Elmasın necef ile buluşması
Tangülü Mücevherat uzun yıllardır sektörde kendisi ile birlikte birçok büyük firmaya üretim yapan hatırı sayılır bir aile şirketi. 2007 yılından bu yana ise özel tasarım mücevherleri ile nihai üreticisine ulaşmak adına kurdukları Valentine Diamond markası ile ileri teknoloji gerektiren tasarımları ile öne çıkıyor.
Valentine Diamond, kadın,erkek, bebek ve çocuk hatta deniz atı da dahil olmak üzere tüm koleksiyonlarında tamamen ağır mücevherler üretiyor. Elmas ve pırlantanın olmazsa olmaz değerli taşlarından safir, zümrüt ve yakuta bir de sayısız anlamlar taşıyan necef taşını ekliyor.

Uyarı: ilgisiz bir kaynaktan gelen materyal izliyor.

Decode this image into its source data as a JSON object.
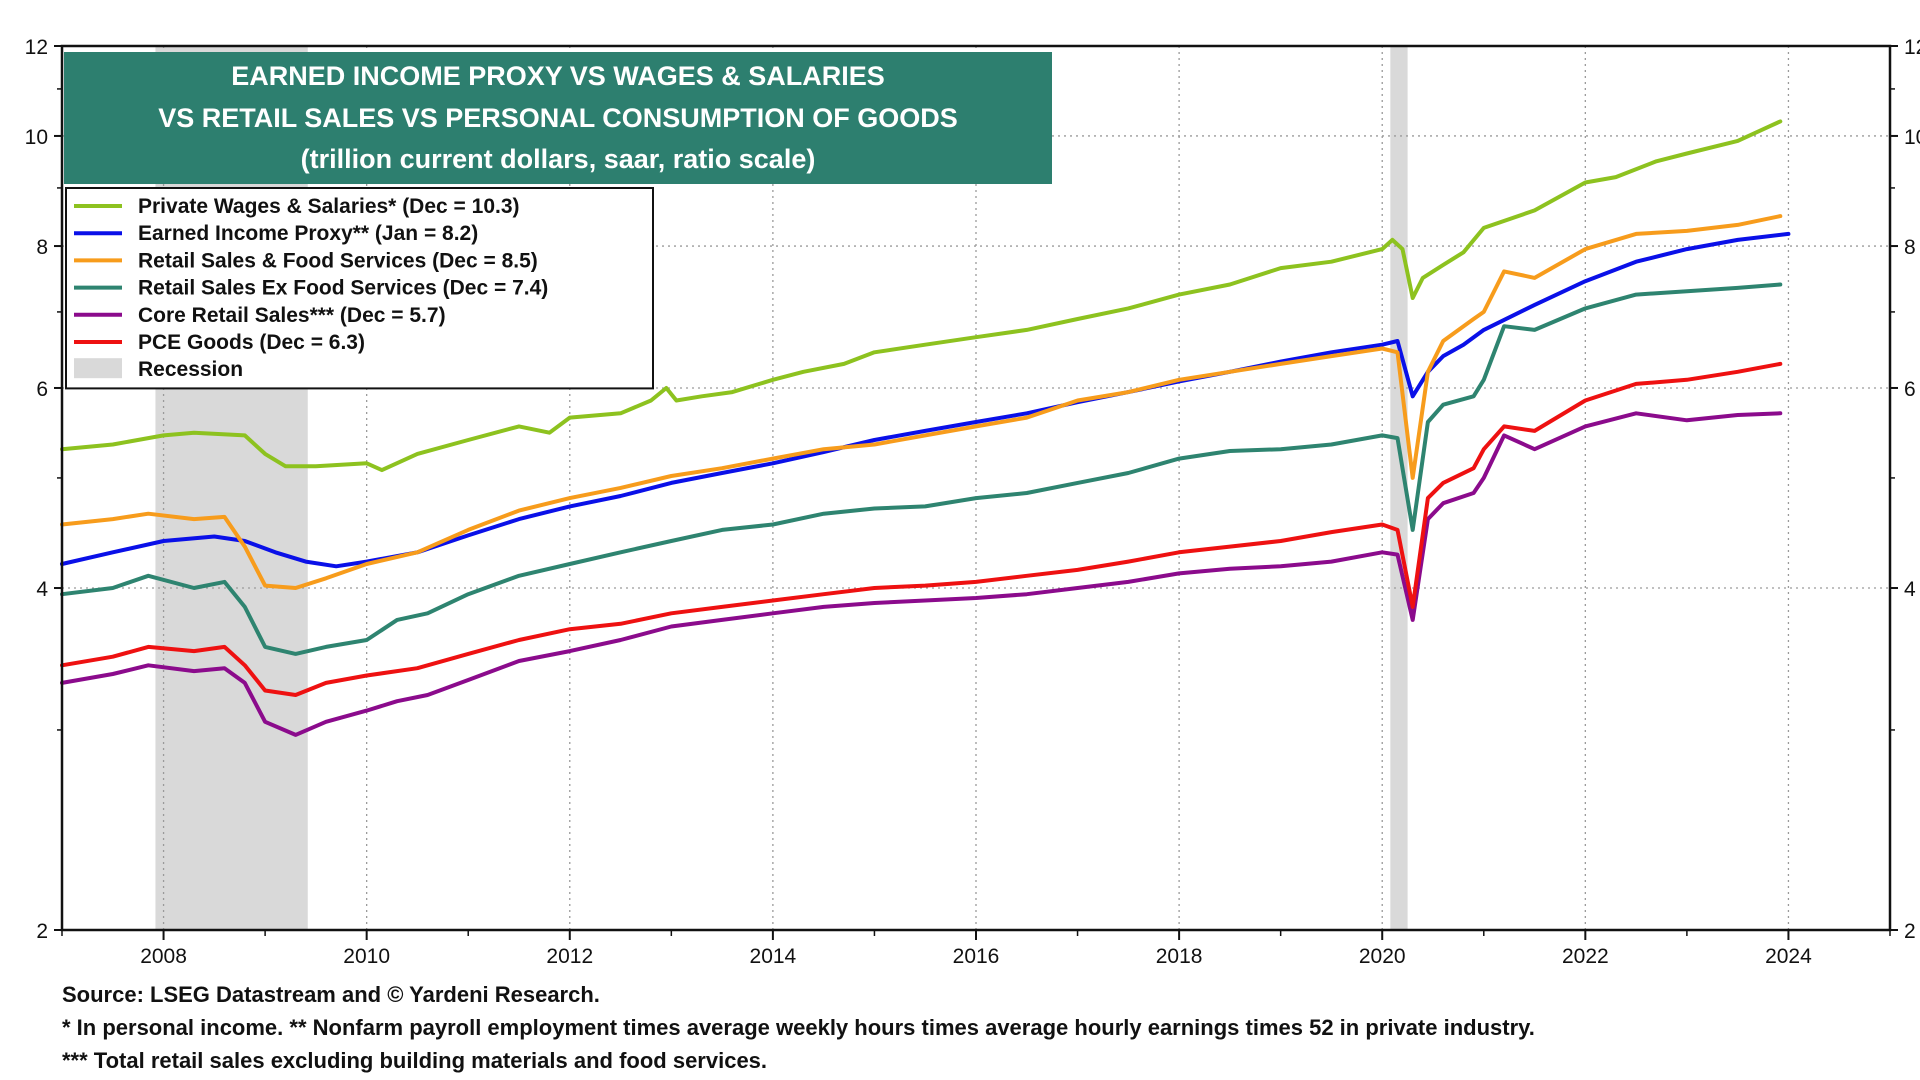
{
  "chart_data": {
    "type": "line",
    "title": "EARNED INCOME PROXY VS WAGES & SALARIES",
    "title_line2": "VS RETAIL SALES VS PERSONAL CONSUMPTION OF GOODS",
    "subtitle": "(trillion current dollars, saar, ratio scale)",
    "y_scale": "log",
    "ylim": [
      2,
      12
    ],
    "xlim": [
      2007.0,
      2025.0
    ],
    "y_ticks": [
      2,
      4,
      6,
      8,
      10,
      12
    ],
    "x_ticks": [
      2008,
      2010,
      2012,
      2014,
      2016,
      2018,
      2020,
      2022,
      2024
    ],
    "grid": true,
    "legend_position": "top-left",
    "recessions": [
      [
        2007.92,
        2009.42
      ],
      [
        2020.08,
        2020.25
      ]
    ],
    "recession_label": "Recession",
    "recession_color": "#d9d9d9",
    "series": [
      {
        "name": "Private Wages & Salaries* (Dec = 10.3)",
        "color": "#8dc21f",
        "points": [
          [
            2007.0,
            5.3
          ],
          [
            2007.5,
            5.35
          ],
          [
            2008.0,
            5.45
          ],
          [
            2008.3,
            5.48
          ],
          [
            2008.8,
            5.45
          ],
          [
            2009.0,
            5.25
          ],
          [
            2009.2,
            5.12
          ],
          [
            2009.5,
            5.12
          ],
          [
            2010.0,
            5.15
          ],
          [
            2010.15,
            5.08
          ],
          [
            2010.5,
            5.25
          ],
          [
            2011.0,
            5.4
          ],
          [
            2011.5,
            5.55
          ],
          [
            2011.8,
            5.48
          ],
          [
            2012.0,
            5.65
          ],
          [
            2012.5,
            5.7
          ],
          [
            2012.8,
            5.85
          ],
          [
            2012.95,
            6.0
          ],
          [
            2013.05,
            5.85
          ],
          [
            2013.3,
            5.9
          ],
          [
            2013.6,
            5.95
          ],
          [
            2014.0,
            6.1
          ],
          [
            2014.3,
            6.2
          ],
          [
            2014.7,
            6.3
          ],
          [
            2015.0,
            6.45
          ],
          [
            2015.5,
            6.55
          ],
          [
            2016.0,
            6.65
          ],
          [
            2016.5,
            6.75
          ],
          [
            2017.0,
            6.9
          ],
          [
            2017.5,
            7.05
          ],
          [
            2018.0,
            7.25
          ],
          [
            2018.5,
            7.4
          ],
          [
            2019.0,
            7.65
          ],
          [
            2019.5,
            7.75
          ],
          [
            2020.0,
            7.95
          ],
          [
            2020.1,
            8.1
          ],
          [
            2020.2,
            7.95
          ],
          [
            2020.3,
            7.2
          ],
          [
            2020.4,
            7.5
          ],
          [
            2020.6,
            7.7
          ],
          [
            2020.8,
            7.9
          ],
          [
            2021.0,
            8.3
          ],
          [
            2021.5,
            8.6
          ],
          [
            2022.0,
            9.1
          ],
          [
            2022.3,
            9.2
          ],
          [
            2022.7,
            9.5
          ],
          [
            2023.0,
            9.65
          ],
          [
            2023.5,
            9.9
          ],
          [
            2023.92,
            10.3
          ]
        ]
      },
      {
        "name": "Earned Income Proxy** (Jan = 8.2)",
        "color": "#0a10e8",
        "points": [
          [
            2007.0,
            4.2
          ],
          [
            2007.5,
            4.3
          ],
          [
            2008.0,
            4.4
          ],
          [
            2008.5,
            4.44
          ],
          [
            2008.8,
            4.4
          ],
          [
            2009.1,
            4.3
          ],
          [
            2009.4,
            4.22
          ],
          [
            2009.7,
            4.18
          ],
          [
            2010.0,
            4.22
          ],
          [
            2010.5,
            4.3
          ],
          [
            2011.0,
            4.45
          ],
          [
            2011.5,
            4.6
          ],
          [
            2012.0,
            4.72
          ],
          [
            2012.5,
            4.82
          ],
          [
            2013.0,
            4.95
          ],
          [
            2013.5,
            5.05
          ],
          [
            2014.0,
            5.15
          ],
          [
            2014.5,
            5.27
          ],
          [
            2015.0,
            5.4
          ],
          [
            2015.5,
            5.5
          ],
          [
            2016.0,
            5.6
          ],
          [
            2016.5,
            5.7
          ],
          [
            2017.0,
            5.83
          ],
          [
            2017.5,
            5.95
          ],
          [
            2018.0,
            6.08
          ],
          [
            2018.5,
            6.2
          ],
          [
            2019.0,
            6.33
          ],
          [
            2019.5,
            6.45
          ],
          [
            2020.0,
            6.55
          ],
          [
            2020.15,
            6.6
          ],
          [
            2020.3,
            5.9
          ],
          [
            2020.45,
            6.2
          ],
          [
            2020.6,
            6.4
          ],
          [
            2020.8,
            6.55
          ],
          [
            2021.0,
            6.75
          ],
          [
            2021.5,
            7.1
          ],
          [
            2022.0,
            7.45
          ],
          [
            2022.5,
            7.75
          ],
          [
            2023.0,
            7.95
          ],
          [
            2023.5,
            8.1
          ],
          [
            2024.0,
            8.2
          ]
        ]
      },
      {
        "name": "Retail Sales & Food Services (Dec = 8.5)",
        "color": "#f79c1c",
        "points": [
          [
            2007.0,
            4.55
          ],
          [
            2007.5,
            4.6
          ],
          [
            2007.85,
            4.65
          ],
          [
            2008.3,
            4.6
          ],
          [
            2008.6,
            4.62
          ],
          [
            2008.8,
            4.35
          ],
          [
            2009.0,
            4.02
          ],
          [
            2009.3,
            4.0
          ],
          [
            2009.6,
            4.08
          ],
          [
            2010.0,
            4.2
          ],
          [
            2010.5,
            4.3
          ],
          [
            2011.0,
            4.5
          ],
          [
            2011.5,
            4.68
          ],
          [
            2012.0,
            4.8
          ],
          [
            2012.5,
            4.9
          ],
          [
            2013.0,
            5.02
          ],
          [
            2013.5,
            5.1
          ],
          [
            2014.0,
            5.2
          ],
          [
            2014.5,
            5.3
          ],
          [
            2015.0,
            5.35
          ],
          [
            2015.5,
            5.45
          ],
          [
            2016.0,
            5.55
          ],
          [
            2016.5,
            5.65
          ],
          [
            2017.0,
            5.85
          ],
          [
            2017.5,
            5.95
          ],
          [
            2018.0,
            6.1
          ],
          [
            2018.5,
            6.2
          ],
          [
            2019.0,
            6.3
          ],
          [
            2019.5,
            6.4
          ],
          [
            2020.0,
            6.5
          ],
          [
            2020.15,
            6.45
          ],
          [
            2020.3,
            5.0
          ],
          [
            2020.45,
            6.2
          ],
          [
            2020.6,
            6.6
          ],
          [
            2020.9,
            6.9
          ],
          [
            2021.0,
            7.0
          ],
          [
            2021.2,
            7.6
          ],
          [
            2021.5,
            7.5
          ],
          [
            2022.0,
            7.95
          ],
          [
            2022.5,
            8.2
          ],
          [
            2023.0,
            8.25
          ],
          [
            2023.5,
            8.35
          ],
          [
            2023.92,
            8.5
          ]
        ]
      },
      {
        "name": "Retail Sales Ex Food Services (Dec = 7.4)",
        "color": "#2e8470",
        "points": [
          [
            2007.0,
            3.95
          ],
          [
            2007.5,
            4.0
          ],
          [
            2007.85,
            4.1
          ],
          [
            2008.3,
            4.0
          ],
          [
            2008.6,
            4.05
          ],
          [
            2008.8,
            3.85
          ],
          [
            2009.0,
            3.55
          ],
          [
            2009.3,
            3.5
          ],
          [
            2009.6,
            3.55
          ],
          [
            2010.0,
            3.6
          ],
          [
            2010.3,
            3.75
          ],
          [
            2010.6,
            3.8
          ],
          [
            2011.0,
            3.95
          ],
          [
            2011.5,
            4.1
          ],
          [
            2012.0,
            4.2
          ],
          [
            2012.5,
            4.3
          ],
          [
            2013.0,
            4.4
          ],
          [
            2013.5,
            4.5
          ],
          [
            2014.0,
            4.55
          ],
          [
            2014.5,
            4.65
          ],
          [
            2015.0,
            4.7
          ],
          [
            2015.5,
            4.72
          ],
          [
            2016.0,
            4.8
          ],
          [
            2016.5,
            4.85
          ],
          [
            2017.0,
            4.95
          ],
          [
            2017.5,
            5.05
          ],
          [
            2018.0,
            5.2
          ],
          [
            2018.5,
            5.28
          ],
          [
            2019.0,
            5.3
          ],
          [
            2019.5,
            5.35
          ],
          [
            2020.0,
            5.45
          ],
          [
            2020.15,
            5.42
          ],
          [
            2020.3,
            4.5
          ],
          [
            2020.45,
            5.6
          ],
          [
            2020.6,
            5.8
          ],
          [
            2020.9,
            5.9
          ],
          [
            2021.0,
            6.1
          ],
          [
            2021.2,
            6.8
          ],
          [
            2021.5,
            6.75
          ],
          [
            2022.0,
            7.05
          ],
          [
            2022.5,
            7.25
          ],
          [
            2023.0,
            7.3
          ],
          [
            2023.5,
            7.35
          ],
          [
            2023.92,
            7.4
          ]
        ]
      },
      {
        "name": "Core Retail  Sales*** (Dec = 5.7)",
        "color": "#8b0b8c",
        "points": [
          [
            2007.0,
            3.3
          ],
          [
            2007.5,
            3.36
          ],
          [
            2007.85,
            3.42
          ],
          [
            2008.3,
            3.38
          ],
          [
            2008.6,
            3.4
          ],
          [
            2008.8,
            3.3
          ],
          [
            2009.0,
            3.05
          ],
          [
            2009.3,
            2.97
          ],
          [
            2009.6,
            3.05
          ],
          [
            2010.0,
            3.12
          ],
          [
            2010.3,
            3.18
          ],
          [
            2010.6,
            3.22
          ],
          [
            2011.0,
            3.32
          ],
          [
            2011.5,
            3.45
          ],
          [
            2012.0,
            3.52
          ],
          [
            2012.5,
            3.6
          ],
          [
            2013.0,
            3.7
          ],
          [
            2013.5,
            3.75
          ],
          [
            2014.0,
            3.8
          ],
          [
            2014.5,
            3.85
          ],
          [
            2015.0,
            3.88
          ],
          [
            2015.5,
            3.9
          ],
          [
            2016.0,
            3.92
          ],
          [
            2016.5,
            3.95
          ],
          [
            2017.0,
            4.0
          ],
          [
            2017.5,
            4.05
          ],
          [
            2018.0,
            4.12
          ],
          [
            2018.5,
            4.16
          ],
          [
            2019.0,
            4.18
          ],
          [
            2019.5,
            4.22
          ],
          [
            2020.0,
            4.3
          ],
          [
            2020.15,
            4.28
          ],
          [
            2020.3,
            3.75
          ],
          [
            2020.45,
            4.6
          ],
          [
            2020.6,
            4.75
          ],
          [
            2020.9,
            4.85
          ],
          [
            2021.0,
            5.0
          ],
          [
            2021.2,
            5.45
          ],
          [
            2021.5,
            5.3
          ],
          [
            2022.0,
            5.55
          ],
          [
            2022.5,
            5.7
          ],
          [
            2023.0,
            5.62
          ],
          [
            2023.5,
            5.68
          ],
          [
            2023.92,
            5.7
          ]
        ]
      },
      {
        "name": "PCE Goods (Dec = 6.3)",
        "color": "#ee1111",
        "points": [
          [
            2007.0,
            3.42
          ],
          [
            2007.5,
            3.48
          ],
          [
            2007.85,
            3.55
          ],
          [
            2008.3,
            3.52
          ],
          [
            2008.6,
            3.55
          ],
          [
            2008.8,
            3.42
          ],
          [
            2009.0,
            3.25
          ],
          [
            2009.3,
            3.22
          ],
          [
            2009.6,
            3.3
          ],
          [
            2010.0,
            3.35
          ],
          [
            2010.5,
            3.4
          ],
          [
            2011.0,
            3.5
          ],
          [
            2011.5,
            3.6
          ],
          [
            2012.0,
            3.68
          ],
          [
            2012.5,
            3.72
          ],
          [
            2013.0,
            3.8
          ],
          [
            2013.5,
            3.85
          ],
          [
            2014.0,
            3.9
          ],
          [
            2014.5,
            3.95
          ],
          [
            2015.0,
            4.0
          ],
          [
            2015.5,
            4.02
          ],
          [
            2016.0,
            4.05
          ],
          [
            2016.5,
            4.1
          ],
          [
            2017.0,
            4.15
          ],
          [
            2017.5,
            4.22
          ],
          [
            2018.0,
            4.3
          ],
          [
            2018.5,
            4.35
          ],
          [
            2019.0,
            4.4
          ],
          [
            2019.5,
            4.48
          ],
          [
            2020.0,
            4.55
          ],
          [
            2020.15,
            4.5
          ],
          [
            2020.3,
            3.85
          ],
          [
            2020.45,
            4.8
          ],
          [
            2020.6,
            4.95
          ],
          [
            2020.9,
            5.1
          ],
          [
            2021.0,
            5.3
          ],
          [
            2021.2,
            5.55
          ],
          [
            2021.5,
            5.5
          ],
          [
            2022.0,
            5.85
          ],
          [
            2022.5,
            6.05
          ],
          [
            2023.0,
            6.1
          ],
          [
            2023.5,
            6.2
          ],
          [
            2023.92,
            6.3
          ]
        ]
      }
    ]
  },
  "footnotes": [
    "Source: LSEG Datastream and © Yardeni Research.",
    "* In personal income. ** Nonfarm payroll employment times average weekly hours times average hourly earnings times 52 in private industry.",
    "*** Total retail sales excluding building materials and food services."
  ]
}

Pahası yüksek zengin görünümlü ancak hesaplı mücevherler
Valentine Diamond sayısız anlamlar taşıyan necef taşını elmaslara yakıştırdı ve birlikte kullanmaya başladı. Necef ve elmasın birlikte kullanılmasıyla üretilen mücevherler A plus bir görünümde olmasının yanı sıra hesaplı oluşu ile de dikkati çekiyor. Kaya kristali olarak adlandırılan doğal kristal yani necef taşı, renksiz, temiz, berrak değerli bir taş türüdür ve “Dağ Billuru” adıyla da anılır. Yılın belirli bir zamanında yağan dolu tanelerinin içerisinde bulunan bir sıvının dağın oluklardan dağa akması ve orada sertleşip donmasıyla oluşur. Son derece sert, dayanıklı bir yapıya sahiptir. Bu sebeple, necef işletmeciliğinin üstün bir yetenek ve tecrübe gerektirir. Tarihte de yaydığı enerjisi, faydaları, berrak duruşu ve zerafeti ile necef taşı, kuvveti ve gizli gücü temsil eder.

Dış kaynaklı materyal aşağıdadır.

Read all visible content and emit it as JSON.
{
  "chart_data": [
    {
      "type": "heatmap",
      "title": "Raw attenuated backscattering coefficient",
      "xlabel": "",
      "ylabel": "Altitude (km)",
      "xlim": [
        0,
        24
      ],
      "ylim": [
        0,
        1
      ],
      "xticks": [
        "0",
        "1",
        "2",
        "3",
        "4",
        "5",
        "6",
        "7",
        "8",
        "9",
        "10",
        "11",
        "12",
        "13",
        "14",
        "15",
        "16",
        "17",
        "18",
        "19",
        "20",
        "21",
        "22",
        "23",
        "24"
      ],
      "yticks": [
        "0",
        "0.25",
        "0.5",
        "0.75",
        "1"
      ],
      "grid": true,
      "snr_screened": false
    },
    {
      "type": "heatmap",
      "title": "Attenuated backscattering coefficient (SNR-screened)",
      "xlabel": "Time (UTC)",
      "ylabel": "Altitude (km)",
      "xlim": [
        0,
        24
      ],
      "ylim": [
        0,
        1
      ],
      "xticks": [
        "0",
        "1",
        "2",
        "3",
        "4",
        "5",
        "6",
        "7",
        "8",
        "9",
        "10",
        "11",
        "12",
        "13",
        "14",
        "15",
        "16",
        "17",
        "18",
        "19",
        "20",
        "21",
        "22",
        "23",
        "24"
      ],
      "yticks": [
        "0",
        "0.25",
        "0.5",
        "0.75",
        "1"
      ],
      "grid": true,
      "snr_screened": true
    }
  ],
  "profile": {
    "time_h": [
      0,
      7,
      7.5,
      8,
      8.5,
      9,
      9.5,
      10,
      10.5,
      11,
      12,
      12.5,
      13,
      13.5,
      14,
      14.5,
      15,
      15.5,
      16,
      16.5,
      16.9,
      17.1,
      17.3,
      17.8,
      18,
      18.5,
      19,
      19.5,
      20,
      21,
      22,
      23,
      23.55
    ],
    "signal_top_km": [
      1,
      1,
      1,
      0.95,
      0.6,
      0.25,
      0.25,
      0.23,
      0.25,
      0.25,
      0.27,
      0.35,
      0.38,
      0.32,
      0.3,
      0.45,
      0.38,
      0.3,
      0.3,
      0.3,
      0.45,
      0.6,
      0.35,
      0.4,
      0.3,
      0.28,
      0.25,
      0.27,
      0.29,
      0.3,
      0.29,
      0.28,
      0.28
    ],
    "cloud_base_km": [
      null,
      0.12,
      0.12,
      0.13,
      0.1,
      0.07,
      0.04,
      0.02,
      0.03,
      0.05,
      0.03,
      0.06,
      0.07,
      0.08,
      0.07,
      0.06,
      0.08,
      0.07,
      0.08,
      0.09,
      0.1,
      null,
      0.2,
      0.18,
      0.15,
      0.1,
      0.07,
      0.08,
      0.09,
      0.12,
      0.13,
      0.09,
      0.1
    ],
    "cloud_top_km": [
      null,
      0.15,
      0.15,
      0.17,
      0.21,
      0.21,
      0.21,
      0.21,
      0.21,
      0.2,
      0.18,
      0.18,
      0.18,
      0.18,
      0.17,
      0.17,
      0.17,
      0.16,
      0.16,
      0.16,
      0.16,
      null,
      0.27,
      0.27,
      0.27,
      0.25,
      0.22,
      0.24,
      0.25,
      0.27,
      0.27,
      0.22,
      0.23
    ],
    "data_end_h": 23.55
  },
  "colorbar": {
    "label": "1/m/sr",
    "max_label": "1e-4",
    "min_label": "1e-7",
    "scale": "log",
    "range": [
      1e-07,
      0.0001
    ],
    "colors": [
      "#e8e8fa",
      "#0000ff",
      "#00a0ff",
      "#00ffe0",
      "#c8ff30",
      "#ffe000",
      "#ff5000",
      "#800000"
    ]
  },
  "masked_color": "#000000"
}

Valentine Diamond, mücevherlerinde kullandığı necef taşı ile elmasın etkisini arttırıyor. Böylece herkesin hayal ettiği ancak hesaplı ürünler ortaya çıkıyor.

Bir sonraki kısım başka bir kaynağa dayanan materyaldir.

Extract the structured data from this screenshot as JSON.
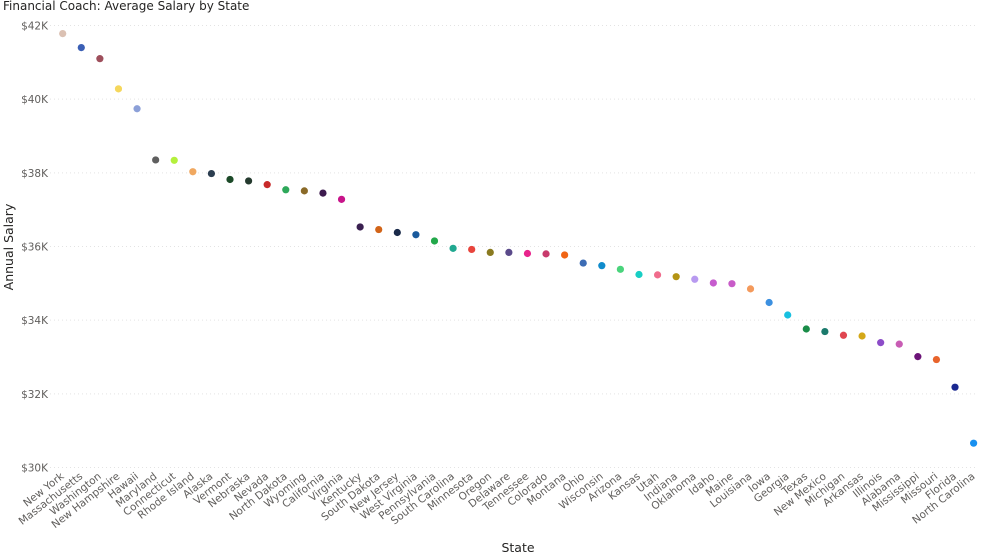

Elmasta tasarım Türkiye’nin işi
Valentine Diamond, Fransa, Almanya, Romanya ve yakın zamana kadar Libya’da yürüttüğü toptan pazarlama faaliyetleri yanında yurt içinde bayilikleri ve 2 tanesi kendi mağazası olmak üzere 33 noktadan ve yurt dışında da distrübitörlük sistemi ile nihai müşterilere ulaşmakta. Valentine Diamond firma sahibi Hüseyin Tangülü, dünyada en iyi, hızlı, sağlam ve güvenilir elmas işçiliğinin Türkiye’de yapıldığını belirtirken “Türkiye, altın ihracatında kapasite olarak son 7 senedir dünyada 3. sırada gelmekte. Genelde İtalya’yı mütabıken hareket etsekte altın sektöründe yıllık ihracatımız 20 milyon dolar.” diyor ve görüşlerini şu şekilde paylaşıyor:
"Son dönemde Muhteşem Yüzyıl dizisinin Arap ülkelerinde de gösterilmeye başlamasından sonra yeni trend elmas oldu. Her yerden elmas siparişi alınır durumda. Elmas işçiliği konusunda Türk teknolojisi Hindistan ve Arap ülkelerinden daha ileri. Valentine Diamond olarak Arap ülkeleri ile daha önce bir anlaşmamız olmamasına rağmen bizler Necef grubu ile Arap ülkelerine de satış yapmaya başlıyoruz. Rusya’dan dahi elmaslı ürün soruluyor. Yani elmas her yerde yükselişte.
Elmas satışları pırlantayı geçti
Mağazalarımızda elmas satışları pırlantanın 2-3 katı satılmaya başladı. Tektaşlar, klasik evlilik takıları olarak devam etse de düğün takılarında bile insanlar artık elmas tercih ediyor. Üretimi Türkiye’de taş olarak çok kısıtlı olduğundan elmas, genel olarak Hindistan, Dubai, Uzak Doğu ve Belçika’dan alınıyor. Ama elmasın rose cut denilen kesim işçiliği en çok Hindistan’da yapılıyor. Hindistan ürünlerinin daha çok otantik, o kültürü yansıtan ürünler olması bizim üretimimize olan ilgiyi artırıyor. Çünkü bizler elması modernize ederek, kültürel farklılıkları da gözeterek üretmeye özen gösteriyoruz.
Türkiye elmas tasarımında dünyada bir numara
Elmasta tasarım, Türkiye’nin işidir. Bugün İtalyan tarih kitaplarına baktığımızda dünyaya mücevhercilik Barbaros Hayrettin Paşa’yla beraber gitmiştir. St. Marco Meydanı’na gittiğinizde göreceğiniz minyatürlerde Osmanlı figürleri vardır. Ortadaki Büyük Burç’a baktığınızda bu Fatih’in hediyesidir. En büyük bazalikalarda, en büyük kileselerin duvarlarında Osmanlı tacirlerinin ipek getirdiklerini sembolize eden Michelangelo’nun resimleri vardır. Yani kuyumculuk tarihte bizlerle yayılmıştır. İstanbul zengin, Constantinapolis zengin, Anadolu zengin; neredeyse bütün mücevher ustaları, iyi ustalar tasarımın ilk ana hatlarını oluşturanlar bu topraklardan esinlenmişlerdir.
Dünya’da elmas işçiliğinde Türk işçiliğine karşı büyük bir güven hakim. Türkler yapmışsa iyi yapmıştır algısı yerleşmiş vaziyette. Fakat bütün herşeyde olduğu gibi markaların bir anlayış birliği var. Toptan satış yapan bir kuyumcu gerek fuarlara gerekse mal satmaya 40-50 ülkeye gider gelir. Çoğu yerde, bu ülkeler için bu insanların hepsi aynı, ürünleri aynı, güzergahları, kültürleri, tarihleri aynı denir. Bu yüzden bazı ülkelere dışardan girmek zordur. Türkiye'nin tanıtım ve reklamlarında daha aktif olabildiğimiz zaman bu sınırları da bir adım geçmiş olacağız.”